Großkoalitionäre Einigkeit erkennt man derweil bei einem anderen Thema, mit dem die Agrarpolitiker überraschend konfrontiert worden sind: Im spanischen Agrarsektor scheint die Industrialisierung enorm voranzuschreiten: Immer mehr kleine Betriebe und das dazugehörige Land werden demnach von Großunternehmen aufgekauft, der einzelne Bauer wird dann zum Angestellten. Die Dörfer bluten aus, die Höfe finden keine Nachfolger – die Industrie übernimmt.

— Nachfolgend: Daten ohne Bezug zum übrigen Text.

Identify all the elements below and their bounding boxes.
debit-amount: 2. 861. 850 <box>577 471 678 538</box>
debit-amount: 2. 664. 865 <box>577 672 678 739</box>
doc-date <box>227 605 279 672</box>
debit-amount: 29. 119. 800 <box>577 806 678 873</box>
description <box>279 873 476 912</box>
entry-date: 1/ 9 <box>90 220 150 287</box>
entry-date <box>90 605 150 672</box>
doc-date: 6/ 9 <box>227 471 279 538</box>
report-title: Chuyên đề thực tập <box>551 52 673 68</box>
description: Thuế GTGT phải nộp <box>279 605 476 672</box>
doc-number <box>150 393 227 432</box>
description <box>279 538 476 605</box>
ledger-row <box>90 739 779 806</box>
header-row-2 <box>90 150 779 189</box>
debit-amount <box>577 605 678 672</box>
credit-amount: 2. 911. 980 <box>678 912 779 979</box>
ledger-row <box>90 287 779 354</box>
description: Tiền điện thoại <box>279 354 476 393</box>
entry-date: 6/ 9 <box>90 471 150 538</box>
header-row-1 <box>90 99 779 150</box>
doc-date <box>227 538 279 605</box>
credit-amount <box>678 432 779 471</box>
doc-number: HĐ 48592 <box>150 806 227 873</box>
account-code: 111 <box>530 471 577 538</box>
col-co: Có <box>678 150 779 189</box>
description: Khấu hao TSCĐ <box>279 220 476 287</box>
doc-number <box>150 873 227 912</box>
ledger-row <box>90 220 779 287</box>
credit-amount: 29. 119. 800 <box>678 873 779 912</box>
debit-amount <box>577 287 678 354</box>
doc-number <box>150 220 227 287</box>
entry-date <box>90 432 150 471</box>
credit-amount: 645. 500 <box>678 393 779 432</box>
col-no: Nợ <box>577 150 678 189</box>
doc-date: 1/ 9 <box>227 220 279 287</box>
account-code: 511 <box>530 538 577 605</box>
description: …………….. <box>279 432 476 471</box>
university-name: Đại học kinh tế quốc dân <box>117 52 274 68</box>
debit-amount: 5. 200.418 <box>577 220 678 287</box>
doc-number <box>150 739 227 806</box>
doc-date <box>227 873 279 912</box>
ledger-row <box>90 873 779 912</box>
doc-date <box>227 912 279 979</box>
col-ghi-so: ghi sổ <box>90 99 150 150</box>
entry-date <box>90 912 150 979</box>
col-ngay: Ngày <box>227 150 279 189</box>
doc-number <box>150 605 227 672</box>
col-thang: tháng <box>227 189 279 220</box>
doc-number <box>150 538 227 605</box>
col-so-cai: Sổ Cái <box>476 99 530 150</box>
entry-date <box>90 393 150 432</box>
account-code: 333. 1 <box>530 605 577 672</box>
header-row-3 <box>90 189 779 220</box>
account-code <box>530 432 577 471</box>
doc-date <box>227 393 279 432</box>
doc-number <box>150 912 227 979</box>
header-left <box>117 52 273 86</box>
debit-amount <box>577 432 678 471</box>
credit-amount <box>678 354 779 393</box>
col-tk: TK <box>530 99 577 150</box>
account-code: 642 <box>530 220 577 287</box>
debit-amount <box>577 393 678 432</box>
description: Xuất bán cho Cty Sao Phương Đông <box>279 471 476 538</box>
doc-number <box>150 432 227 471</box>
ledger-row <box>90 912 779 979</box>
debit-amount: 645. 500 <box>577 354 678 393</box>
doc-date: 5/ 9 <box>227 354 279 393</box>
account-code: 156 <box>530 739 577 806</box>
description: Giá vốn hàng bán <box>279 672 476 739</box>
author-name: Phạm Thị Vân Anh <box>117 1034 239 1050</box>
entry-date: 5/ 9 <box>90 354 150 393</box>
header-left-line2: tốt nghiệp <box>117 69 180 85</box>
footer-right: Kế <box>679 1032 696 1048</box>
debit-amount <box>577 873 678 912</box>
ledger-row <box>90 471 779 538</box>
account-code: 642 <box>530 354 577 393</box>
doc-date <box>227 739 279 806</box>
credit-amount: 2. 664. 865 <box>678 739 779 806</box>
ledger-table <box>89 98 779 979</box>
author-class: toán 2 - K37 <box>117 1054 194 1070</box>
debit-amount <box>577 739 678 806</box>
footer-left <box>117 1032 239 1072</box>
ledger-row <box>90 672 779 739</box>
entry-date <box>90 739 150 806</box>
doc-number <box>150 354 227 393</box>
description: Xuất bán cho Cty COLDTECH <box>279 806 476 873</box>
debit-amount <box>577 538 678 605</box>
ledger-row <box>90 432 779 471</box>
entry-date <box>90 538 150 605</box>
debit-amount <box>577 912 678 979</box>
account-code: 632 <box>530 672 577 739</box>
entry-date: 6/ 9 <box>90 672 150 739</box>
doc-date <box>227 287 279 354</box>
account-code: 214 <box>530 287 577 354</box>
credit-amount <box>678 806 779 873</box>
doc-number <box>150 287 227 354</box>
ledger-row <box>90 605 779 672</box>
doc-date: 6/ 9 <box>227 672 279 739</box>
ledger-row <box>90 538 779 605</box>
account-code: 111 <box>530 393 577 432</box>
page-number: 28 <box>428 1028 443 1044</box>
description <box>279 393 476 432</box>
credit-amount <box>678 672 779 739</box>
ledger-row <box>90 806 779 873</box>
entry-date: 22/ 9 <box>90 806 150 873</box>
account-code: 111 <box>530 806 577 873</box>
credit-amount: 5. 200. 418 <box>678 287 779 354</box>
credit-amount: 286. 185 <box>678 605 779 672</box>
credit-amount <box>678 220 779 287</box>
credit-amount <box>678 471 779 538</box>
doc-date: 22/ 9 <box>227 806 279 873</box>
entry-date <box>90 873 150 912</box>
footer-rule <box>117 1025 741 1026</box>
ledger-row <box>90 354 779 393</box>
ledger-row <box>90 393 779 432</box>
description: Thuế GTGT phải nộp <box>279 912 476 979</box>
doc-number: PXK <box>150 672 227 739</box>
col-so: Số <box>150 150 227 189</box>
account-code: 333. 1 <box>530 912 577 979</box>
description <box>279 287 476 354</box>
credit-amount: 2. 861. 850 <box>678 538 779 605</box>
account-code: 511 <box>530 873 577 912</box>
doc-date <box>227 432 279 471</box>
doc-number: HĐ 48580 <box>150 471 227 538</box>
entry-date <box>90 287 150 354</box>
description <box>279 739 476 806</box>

Logemann und Mohrmann berichten davon gleichermaßen besorgt und wollen Niedersachsen vor einer solchen Zukunft bewahren. Wie kann das gehen? Die Politiker kommen vielleicht nicht mit ganz neuen Ideen aus Spanien zurück, aber sie tragen diese jetzt mit neuer Dringlichkeit vor: Erzeugerpreise erhöhen, regionale Vermarktung stärken, ländliche Räume attraktiv halten und Bürokratie so weit abbauen, dass auch die kleinen Unternehmer diese noch bewältigen können.
Dieser Artikel erschien am 08.04.2024 in der Ausgabe #064.